I was also a bit surprised that there was so little crossover with Doctor Who, which was in its early years at the time Thunderbirds was being made. Several of the lead voice actors appeared once or twice in Who, but the only person from behind the scenes whose name I spotted was Dennis Spooner, who must have gone straight from his job as script editor for Verity Lambert to writing six episodes for Gerry Anderson, possibly even doing both at the same time. I scrutinised the summaries of Spooner's Thunderbirds stories (for the record, they were Day of Disaster, End of the Road, Vault of Death, The Mighty Atom, The Imposters and Cry Wolf) to see if I could spot common themes with The Reign of Terror, The Romans, The Time Meddler and the second half of The Daleks' Master Plan, but I'm afraid I drew a blank.
I was surprised to read that the two 1960s films did so badly, considering that the Peter Cushing movie versions of Doctor Who, which came out at about the same time, performed at least respectably. I suppose that the large screen does puppets very few favours, where at least human actors still look like human actors when in close up. Perhaps there were failures of marketing as well.

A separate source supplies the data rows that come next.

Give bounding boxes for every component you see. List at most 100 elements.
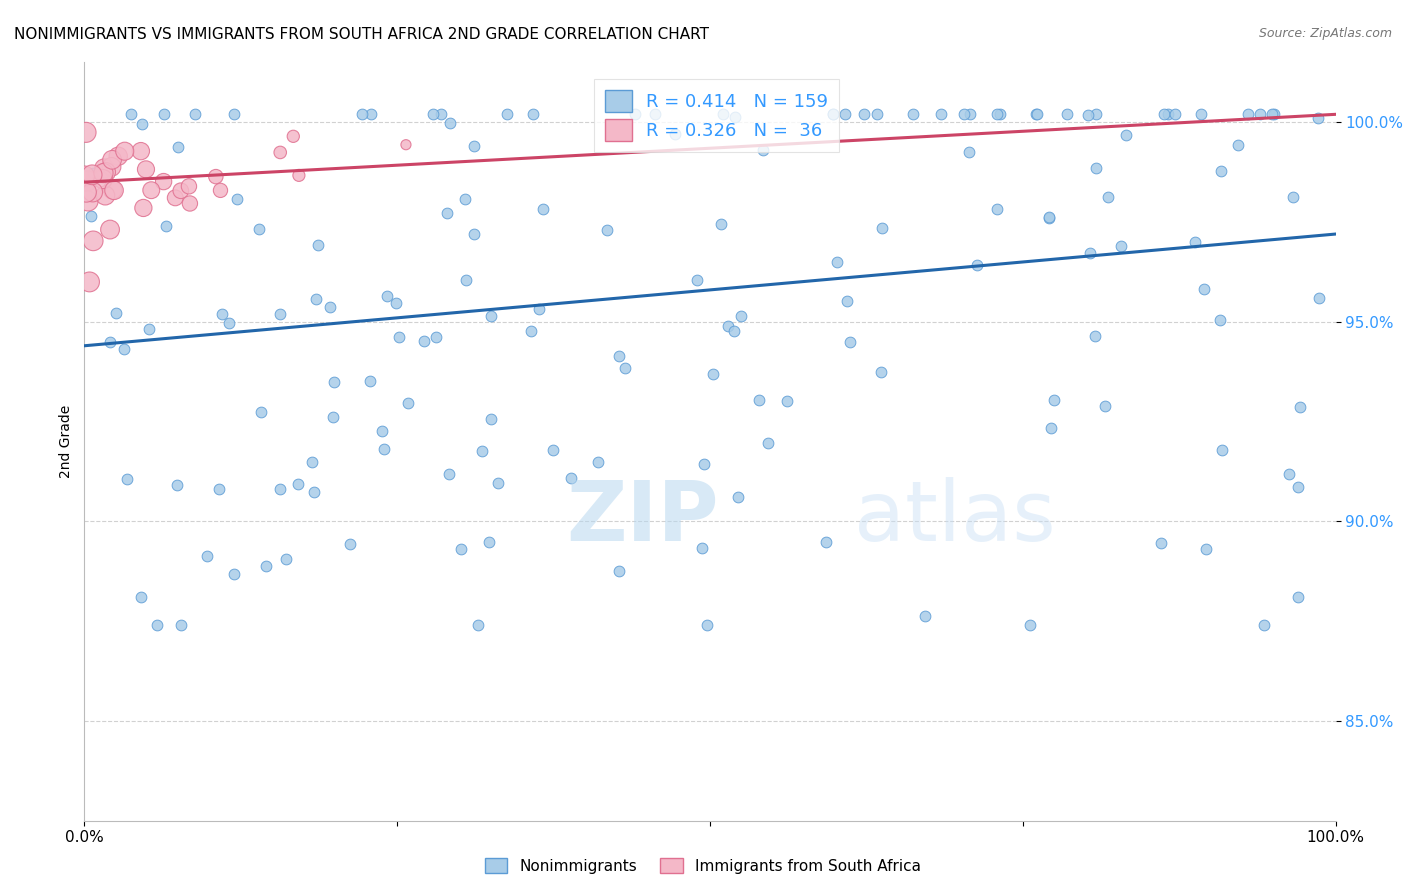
Point bbox=[1306, 111, 1329, 125]
Point bbox=[1084, 161, 1107, 176]
Point bbox=[141, 183, 163, 197]
Point bbox=[82, 166, 104, 180]
Point bbox=[100, 160, 122, 174]
Point bbox=[269, 482, 291, 496]
Point bbox=[287, 477, 309, 491]
Point bbox=[1056, 107, 1078, 121]
Point bbox=[664, 128, 686, 142]
Point bbox=[73, 169, 96, 183]
Point bbox=[155, 219, 177, 234]
Point bbox=[1043, 392, 1066, 407]
Point bbox=[1164, 107, 1187, 121]
Point bbox=[1286, 480, 1309, 494]
Point bbox=[839, 335, 862, 350]
Point bbox=[209, 183, 232, 197]
Point bbox=[205, 169, 228, 184]
Point bbox=[914, 608, 936, 623]
Point bbox=[986, 202, 1008, 216]
Point bbox=[560, 470, 582, 484]
Point bbox=[607, 349, 630, 363]
Point bbox=[463, 227, 485, 241]
Point bbox=[1189, 107, 1212, 121]
Point bbox=[385, 296, 408, 310]
Point bbox=[903, 107, 925, 121]
Point bbox=[1261, 107, 1284, 121]
Point bbox=[373, 442, 395, 456]
Point bbox=[730, 310, 752, 324]
Point bbox=[966, 258, 988, 272]
Point bbox=[713, 107, 735, 121]
Point bbox=[129, 144, 152, 158]
Point bbox=[1077, 108, 1099, 122]
Point bbox=[693, 457, 716, 471]
Point bbox=[224, 566, 246, 581]
Point bbox=[613, 361, 636, 376]
Point bbox=[450, 541, 472, 556]
Point bbox=[1209, 312, 1232, 326]
Point bbox=[1115, 128, 1137, 142]
Point bbox=[80, 209, 103, 223]
Point bbox=[1018, 618, 1040, 632]
Point bbox=[986, 107, 1008, 121]
Point bbox=[541, 442, 564, 457]
Point bbox=[710, 217, 733, 231]
Point bbox=[1094, 400, 1116, 414]
Point bbox=[76, 174, 98, 188]
Text: atlas: atlas bbox=[853, 477, 1056, 558]
Point bbox=[1211, 442, 1233, 457]
Point bbox=[91, 172, 114, 186]
Point bbox=[177, 179, 200, 194]
Point bbox=[454, 192, 477, 206]
Point bbox=[93, 161, 115, 176]
Point bbox=[870, 220, 893, 235]
Point bbox=[101, 183, 124, 197]
Point bbox=[131, 117, 153, 131]
Point bbox=[305, 292, 328, 306]
Point bbox=[929, 107, 952, 121]
Point bbox=[1289, 400, 1312, 414]
Point bbox=[375, 289, 398, 303]
Point bbox=[77, 194, 100, 208]
Point bbox=[82, 234, 104, 248]
Text: ZIP: ZIP bbox=[567, 477, 718, 558]
Point bbox=[82, 185, 104, 199]
Point bbox=[396, 395, 419, 409]
Y-axis label: 2nd Grade: 2nd Grade bbox=[59, 405, 73, 478]
Point bbox=[1281, 190, 1303, 204]
Point bbox=[486, 476, 509, 491]
Point bbox=[323, 376, 346, 390]
Point bbox=[834, 107, 856, 121]
Point bbox=[437, 467, 460, 482]
Point bbox=[79, 275, 101, 289]
Point bbox=[269, 307, 291, 321]
Point bbox=[644, 107, 666, 121]
Point bbox=[103, 183, 125, 197]
Point bbox=[825, 255, 848, 269]
Point bbox=[249, 405, 271, 419]
Point bbox=[222, 107, 245, 121]
Point bbox=[696, 618, 718, 632]
Point bbox=[112, 343, 135, 357]
Point bbox=[101, 153, 124, 167]
Point bbox=[388, 330, 411, 344]
Point bbox=[959, 107, 981, 121]
Point bbox=[195, 549, 218, 564]
Point bbox=[359, 374, 381, 388]
Point bbox=[170, 184, 193, 198]
Point bbox=[152, 175, 174, 189]
Point bbox=[752, 144, 775, 158]
Point bbox=[283, 129, 305, 144]
Point bbox=[120, 107, 142, 121]
Point bbox=[395, 137, 418, 152]
Point bbox=[1195, 542, 1218, 557]
Point bbox=[170, 618, 193, 632]
Point bbox=[1249, 107, 1271, 121]
Point bbox=[471, 443, 494, 458]
Point bbox=[454, 273, 477, 287]
Point bbox=[1026, 107, 1049, 121]
Point bbox=[138, 322, 160, 336]
Point bbox=[425, 330, 447, 344]
Point bbox=[135, 162, 157, 177]
Point bbox=[495, 107, 517, 121]
Point bbox=[94, 165, 117, 179]
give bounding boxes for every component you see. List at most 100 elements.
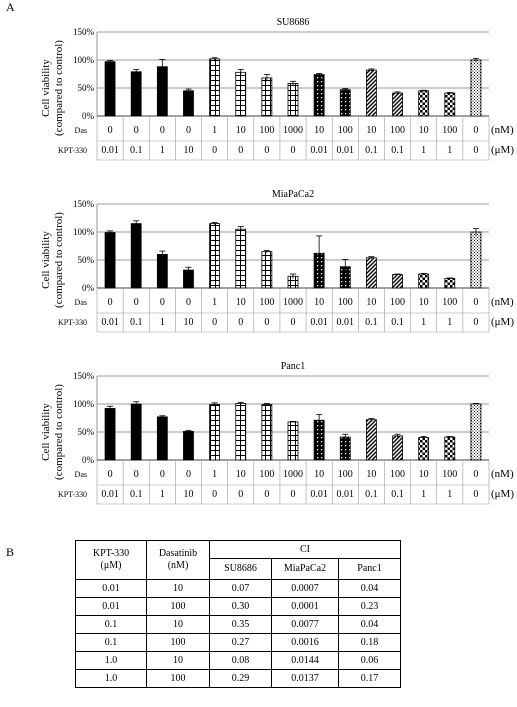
table-row: 0.01 10 0.07 0.0007 0.04 [75, 579, 401, 598]
das-value: 0 [134, 297, 139, 308]
kpt-value: 0 [212, 489, 217, 500]
header-ci: CI [209, 540, 401, 559]
table-row: 0.01 100 0.30 0.0001 0.23 [75, 597, 401, 616]
table-cell-ci: 0.0016 [271, 633, 339, 652]
header-kpt: KPT-330 (μM) [75, 540, 147, 580]
table-row: 1.0 100 0.29 0.0137 0.17 [75, 669, 401, 688]
das-value: 10 [366, 297, 376, 308]
das-value: 10 [236, 297, 246, 308]
kpt-row-label: KPT-330 [58, 318, 87, 327]
das-value: 100 [338, 297, 353, 308]
bar [392, 92, 403, 117]
das-value: 0 [134, 125, 139, 136]
table-cell-das: 10 [146, 579, 210, 598]
y-axis-label: Cell viability(compared to control) [40, 212, 65, 308]
kpt-value: 1 [421, 317, 426, 328]
bar [209, 58, 221, 117]
das-value: 10 [314, 125, 324, 136]
das-value: 0 [186, 469, 191, 480]
header-dasatinib: Dasatinib (nM) [146, 540, 210, 580]
y-tick-label: 100% [73, 399, 95, 409]
das-value: 0 [473, 469, 478, 480]
table-cell-das: 10 [146, 651, 210, 670]
kpt-value: 0.1 [365, 317, 378, 328]
kpt-value: 1 [421, 489, 426, 500]
ci-table: KPT-330 (μM) Dasatinib (nM) CI SU8686 MiaP… [75, 540, 401, 688]
das-value: 10 [419, 125, 429, 136]
table-cell-kpt: 0.01 [75, 597, 147, 616]
kpt-unit: (μM) [491, 488, 514, 500]
bar [183, 431, 194, 461]
das-unit: (nM) [491, 468, 514, 480]
bar [130, 71, 142, 117]
das-value: 0 [160, 469, 165, 480]
das-row-label: Das [75, 298, 87, 307]
bar [235, 228, 247, 289]
das-value: 10 [366, 469, 376, 480]
y-tick-label: 0% [82, 283, 95, 293]
kpt-value: 0 [291, 489, 296, 500]
kpt-value: 1 [447, 145, 452, 156]
das-value: 0 [160, 297, 165, 308]
table-cell-ci: 0.0007 [271, 579, 339, 598]
kpt-value: 1 [447, 489, 452, 500]
table-cell-ci: 0.04 [338, 615, 401, 634]
panel-a-label: A [6, 0, 15, 14]
bar [156, 253, 168, 289]
bar [365, 419, 377, 461]
kpt-value: 0.1 [130, 317, 143, 328]
das-value: 100 [338, 469, 353, 480]
kpt-value: 0.1 [391, 145, 404, 156]
col-panc1: Panc1 [338, 558, 401, 580]
bar-chart-su8686: SU8686 0% 50% 100% 150% Cell viability(compar… [40, 17, 514, 161]
kpt-value: 0 [238, 317, 243, 328]
table-cell-ci: 0.27 [209, 633, 272, 652]
bar [209, 223, 221, 289]
kpt-unit: (μM) [491, 316, 514, 328]
das-value: 0 [108, 125, 113, 136]
table-cell-ci: 0.30 [209, 597, 272, 616]
das-row-label: Das [75, 470, 87, 479]
bar [339, 436, 351, 461]
kpt-value: 1 [160, 145, 165, 156]
das-value: 0 [473, 125, 478, 136]
kpt-value: 0.01 [101, 489, 119, 500]
table-cell-ci: 0.07 [209, 579, 272, 598]
y-tick-label: 100% [73, 55, 95, 65]
das-value: 1 [212, 297, 217, 308]
y-axis-label-line1: Cell viability [40, 231, 52, 289]
kpt-value: 0 [264, 489, 269, 500]
table-cell-ci: 0.29 [209, 669, 272, 688]
das-value: 100 [442, 297, 457, 308]
das-value: 1 [212, 469, 217, 480]
bar [261, 77, 273, 117]
chart-title: Panc1 [281, 361, 305, 372]
y-tick-label: 150% [73, 199, 95, 209]
table-cell-ci: 0.0001 [271, 597, 339, 616]
das-value: 100 [390, 125, 405, 136]
bar [418, 437, 430, 461]
y-axis-label-line2: (compared to control) [53, 212, 65, 308]
table-cell-ci: 0.08 [209, 651, 272, 670]
bar [104, 61, 116, 117]
table-cell-ci: 0.17 [338, 669, 401, 688]
y-axis-label-line2: (compared to control) [53, 384, 65, 480]
y-axis-label-line1: Cell viability [40, 403, 52, 461]
bar [365, 257, 377, 289]
bar [418, 273, 430, 289]
kpt-value: 0.01 [101, 145, 119, 156]
das-value: 0 [186, 125, 191, 136]
table-cell-kpt: 0.1 [75, 633, 147, 652]
kpt-row-label: KPT-330 [58, 490, 87, 499]
table-row: 0.1 100 0.27 0.0016 0.18 [75, 633, 401, 652]
bar [470, 231, 482, 289]
kpt-value: 0.01 [337, 489, 355, 500]
table-row: 1.0 10 0.08 0.0144 0.06 [75, 651, 401, 670]
y-axis-label-line2: (compared to control) [53, 40, 65, 136]
kpt-value: 0.1 [391, 489, 404, 500]
das-unit: (nM) [491, 296, 514, 308]
kpt-value: 0 [264, 145, 269, 156]
das-value: 100 [259, 125, 274, 136]
bar [313, 419, 325, 461]
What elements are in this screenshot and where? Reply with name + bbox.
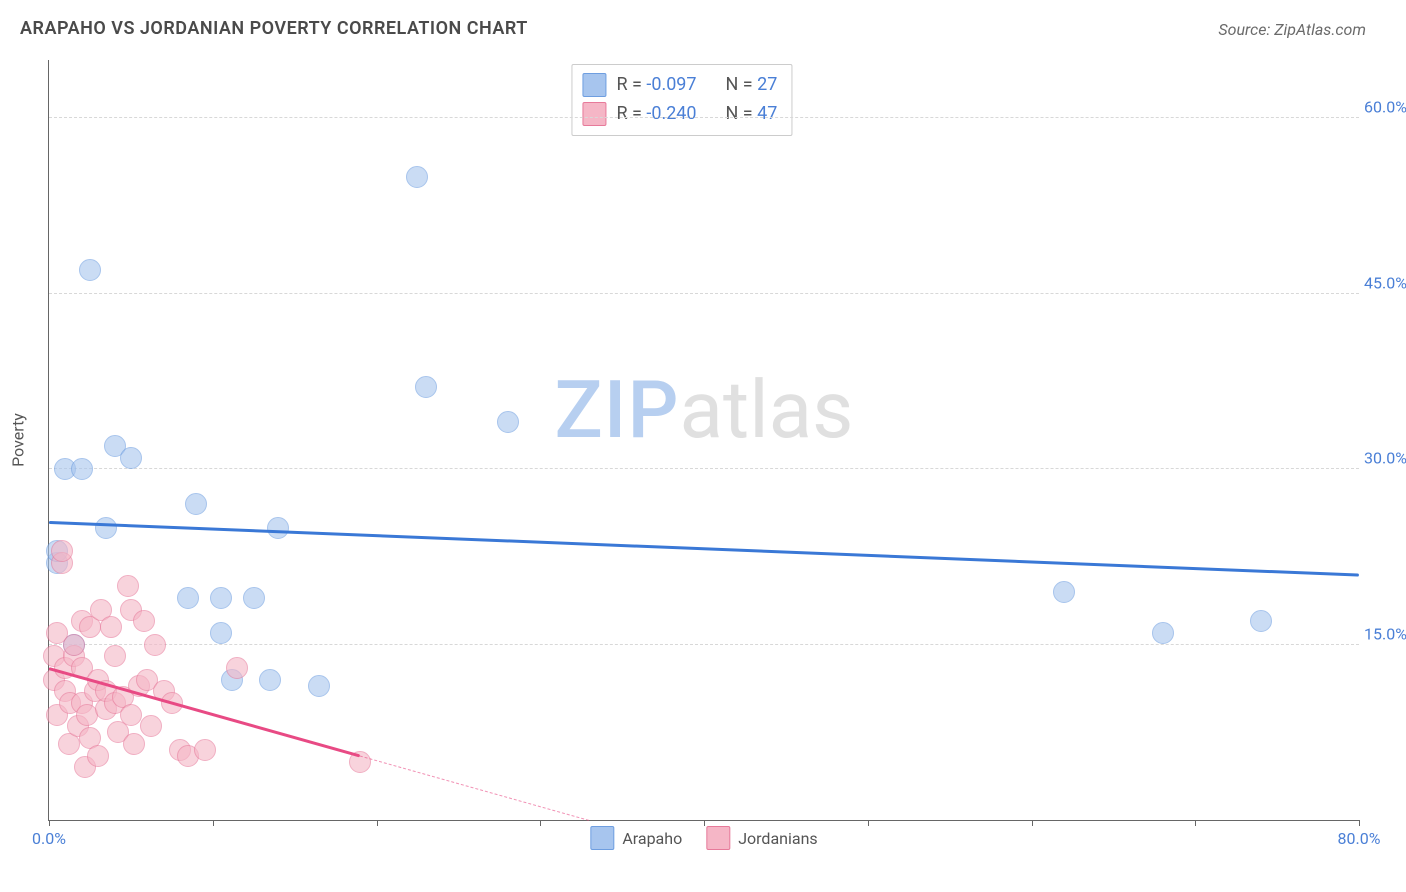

Now that we are almost half way from 1965 to the stories' setting of 2065, it is interesting to consider how Anderson's vision of the future is at variance with our reality. One point that really struck me was the impossibility of International Rescue keeping its location and methods secret. In 1965, photographs were real concrete objects which could be stolen, confiscated, hidden or destroyed. Nowadays any Thunderbird mission would find itself instantly on YouTube, and Tracy Island would be a popular sight on Google Earth. It's also interesting that the show had non-white characters in it from the start, even if one of them is the villain and the other two, though allies of the Tracy family, are vulnerable to his mental powers.